Мы наперебой бросились объяснять. Разговор был сумбурный, шумный, скачущий. Каждый дергал за рукав несчастного переводчика, желая узнать то, что говорил Марсо. Но, пожалуй, самым странным, самым неестественным как раз и было то, что мы так плохо понимаем друг друга, что у нас разные языки. Всего несколько минут назад мы не думали об этом – так точно и ясно было все, что происходило на сцене.
Всё вместе: и впечатления от спектакля, и сумбурный разговор с Марсо, и его превращение – всё соединилось в одно цельное ощущение безграничной силы актерского мастерства.
Пантомима имеет свои древнейшие традиции, свои законы, наверное, и свои ремесленные штампы, которые пускают в ход для пущего эффекта.
Искусству мима нужно долго и упорно учиться, а потом всегда повторять достигнутое, дабы сохранить надлежащую форму.
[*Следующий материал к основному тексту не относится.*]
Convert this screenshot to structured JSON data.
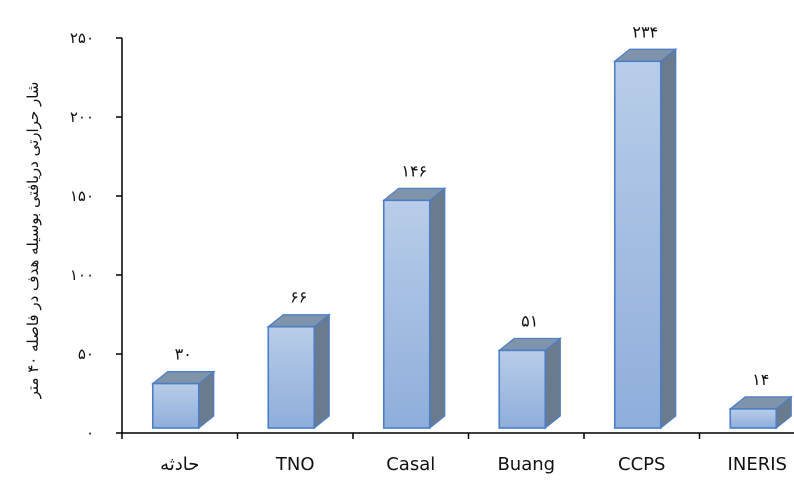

И все-таки вряд ли сыщется актер – будь то певец, танцовщик, кинематографист, артист цирка, драмы или эстрады, – который, присутствуя на спектакле пантомимы, не ощутил бы прямой связи своего узкоспециального дела с этим всепроникающим искусством.
В прекраснейших творениях Улановой без малейшего ущерба для блистательного, чисто хореографического рисунка роли вдруг, как откровение, естественно и просто сверкали драгоценные мгновения чистой пантомимы.
Вспомните, как ее Джульетта, стоя в спальне перед зеркалом, медленно проводит руками по своему телу, впервые на ваших глазах осознавая себя взрослой девушкой.
Вспомните Меркуцио – Кореня. Всю сцену его смерти, от первого до последнего движения являвшую пример великолепного драматического этюда.
Сегодня пантомима уже не случайная заморская птица, она вернулась на наши подмостки, принеся с собой древнейшую традицию пластики, и нет такого театра, такого актера, который бы не испытывал на себе прямого влияния ее высокой сценической культуры. На наших глазах современный и классический балет все теснее сплетается с чистой пантомимой, и теперь никому не придет в голову отделять ее от собственно танцевальных движений в блистательных партиях Майи Плисецкой.
Однако не только балет, не только безмолвный актер – наследник сокровищницы мимов. И в самых бытовых современных драматических спектаклях или кинофильмах без труда можно обнаружить великолепные сцены абсолютно мимического происхождения.
Сейчас мы говорим совсем не о той очевидной для всех пользе, которую могут дать всякому актеру упражнения, совершенствующие его пластику, не о тех примитивных этюдах, которыми развлекают публику, ловко вдевая несуществующие нитки в несуществующую иголку. А о том, что является высшей сферой пантомимы и призвано выражать сокровенные чувства и мысли человека.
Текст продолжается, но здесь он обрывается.